Acute promyelocytic leukemia (APML) is a well-characterized malignancy with typical clinico-hematological and molecular features. However, Indian data on this malignancy are limited. This study was conducted to determine the clinico-hematological profile of APML in India. Thirty-five patients with APML presenting to Hematology Department, AIIMS, New Delhi, between July 2003 and June 2005 were evaluated for presenting clinical features, hemogram, peripheral smear, bone marrow morphology and cytochemistry. Reverse transcriptase PCR (RT-PCR) for PML-RARalpha was done in all cases. Male-to-female ratio was 0.9:1 (males--17 and females--18) with median age 25 years (range 11-57 years). Presenting features included anemia, bleeding, fever, gum hypertrophy and scrotal ulceration. All cases showed hypergranular abnormal promyelocytes. Median hemoglobin was 6.3 g/dL (range - 3.0-9.0 g/dL), total leukocyte count (TLC) was 33.88 x 10(9) /L (range - 1-170 x 10(9) /L). Platelet count was 28 x 10(9) /L (range - 4-170 x 10(9) /L). All cases were positive for myeloperoxidase and sudan black (SB), whereas 60% cases also showed non specific esterase (NSE) positivity with 40% cases being fluoride sensitive. RT-PCR showed PML-RARalpha in 33/35 cases with the bcr3 isoform being present in 24/33 positive cases (72.7%). The two cases negative for PML-RARalpha showed typical morphology and responded to ATRA. On statistical analysis, no correlation was found between bcr isoform and TLC, platelet count, age sex and early death. Unusual features included gum hypertrophy and scrotal ulceration at presentation and high median presenting TLC (33.8 x 10(9) /L). There was, however, no microgranular variant. Another interesting feature was a high incidence of NSE positivity (60%), which was fluoride sensitive in 40%. Moreover, the bcr3 isoform was significantly overexpressed (72.7%) in comparison to other studies. APML in India has certain unusual features, which may reflect a different biology.

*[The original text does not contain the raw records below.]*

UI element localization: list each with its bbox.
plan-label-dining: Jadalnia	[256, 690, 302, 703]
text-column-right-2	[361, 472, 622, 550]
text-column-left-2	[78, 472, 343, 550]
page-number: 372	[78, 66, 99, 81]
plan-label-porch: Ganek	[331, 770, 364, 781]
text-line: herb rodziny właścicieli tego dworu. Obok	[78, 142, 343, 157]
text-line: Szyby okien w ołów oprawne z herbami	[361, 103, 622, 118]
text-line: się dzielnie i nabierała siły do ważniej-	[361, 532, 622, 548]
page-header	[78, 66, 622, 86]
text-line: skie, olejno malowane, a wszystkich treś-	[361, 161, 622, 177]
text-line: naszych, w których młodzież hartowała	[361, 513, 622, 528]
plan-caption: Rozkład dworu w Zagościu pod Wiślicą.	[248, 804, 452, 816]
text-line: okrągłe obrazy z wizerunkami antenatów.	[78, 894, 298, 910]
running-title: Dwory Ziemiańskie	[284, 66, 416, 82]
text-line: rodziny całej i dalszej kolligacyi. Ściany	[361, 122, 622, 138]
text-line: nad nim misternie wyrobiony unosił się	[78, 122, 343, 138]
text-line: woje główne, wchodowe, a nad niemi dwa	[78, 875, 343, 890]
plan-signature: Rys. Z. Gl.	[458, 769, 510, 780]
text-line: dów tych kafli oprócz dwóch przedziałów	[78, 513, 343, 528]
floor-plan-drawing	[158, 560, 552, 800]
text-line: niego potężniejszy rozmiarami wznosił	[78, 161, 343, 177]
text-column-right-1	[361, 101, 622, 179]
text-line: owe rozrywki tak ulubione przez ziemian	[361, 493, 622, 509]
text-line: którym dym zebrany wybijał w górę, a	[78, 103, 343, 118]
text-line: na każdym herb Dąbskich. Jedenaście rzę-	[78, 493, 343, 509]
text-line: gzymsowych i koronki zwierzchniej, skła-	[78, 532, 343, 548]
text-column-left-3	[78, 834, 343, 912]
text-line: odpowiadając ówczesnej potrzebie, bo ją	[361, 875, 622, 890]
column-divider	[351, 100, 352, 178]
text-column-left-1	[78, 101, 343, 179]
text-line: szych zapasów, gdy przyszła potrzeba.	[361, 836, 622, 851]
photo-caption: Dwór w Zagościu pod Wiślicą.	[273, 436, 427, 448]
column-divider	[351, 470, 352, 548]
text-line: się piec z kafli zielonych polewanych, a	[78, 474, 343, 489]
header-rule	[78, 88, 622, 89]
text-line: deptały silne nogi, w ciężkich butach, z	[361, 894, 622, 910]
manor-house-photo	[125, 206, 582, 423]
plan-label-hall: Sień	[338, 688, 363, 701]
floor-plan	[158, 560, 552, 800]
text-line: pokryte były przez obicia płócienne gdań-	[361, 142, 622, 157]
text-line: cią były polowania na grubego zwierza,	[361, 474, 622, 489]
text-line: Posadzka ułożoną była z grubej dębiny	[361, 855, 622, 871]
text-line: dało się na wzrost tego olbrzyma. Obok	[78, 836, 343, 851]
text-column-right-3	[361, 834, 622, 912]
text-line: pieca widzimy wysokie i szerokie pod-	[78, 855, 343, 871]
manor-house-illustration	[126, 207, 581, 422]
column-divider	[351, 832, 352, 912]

急性早幼粒细胞白血病(APML)是一种具有典型临床血液学和分子特征的特征明确的恶性肿瘤。然而,关于这种恶性肿瘤的印度数据有限。本研究旨在确定印度APML的临床血液学特征。对2003年7月至2005年6月期间就诊于新德里全印度医学科学研究所血液科的35例APML患者进行了评估,包括其呈现的临床特征、血常规、外周血涂片、骨髓形态学和细胞化学检查。所有病例均进行了PML-RARα的逆转录酶聚合酶链反应(RT-PCR)。男女比例为0.9:1(男性17例,女性18例),中位年龄25岁(范围11 - 57岁)。呈现的特征包括贫血、出血、发热、牙龈肥大和阴囊溃疡。所有病例均显示颗粒增多的异常早幼粒细胞。中位血红蛋白为6.3 g/dL(范围 - 3.0 - 9.0 g/dL),白细胞总数(TLC)为33.88×10⁹/L(范围 - 1 - 170×10⁹/L)。血小板计数为28×10⁹/L(范围 - 4 - 170×10⁹/L)。所有病例髓过氧化物酶和苏丹黑(SB)均呈阳性,而60%的病例非特异性酯酶(NSE)也呈阳性,其中40%的病例对氟化物敏感。RT-PCR显示35例中有33例存在PML-RARα,24/33例阳性病例(72.7%)存在bcr3亚型。2例PML-RARα阴性病例表现出典型形态并对全反式维甲酸(ATRA)有反应。经统计学分析,未发现bcr亚型与TLC、血小板计数、年龄、性别及早期死亡之间存在相关性。不寻常的特征包括就诊时牙龈肥大和阴囊溃疡以及较高的就诊时TLC中位数(33.8×10⁹/L)。然而无微颗粒变异型。另一个有趣的特征是NSE阳性发生率较高(60%),其中40%对氟化物敏感。此外,与其他研究相比,bcr3亚型显著过度表达(72.7%)。印度的APML具有某些不寻常的特征,这可能反映了不同的生物学特性。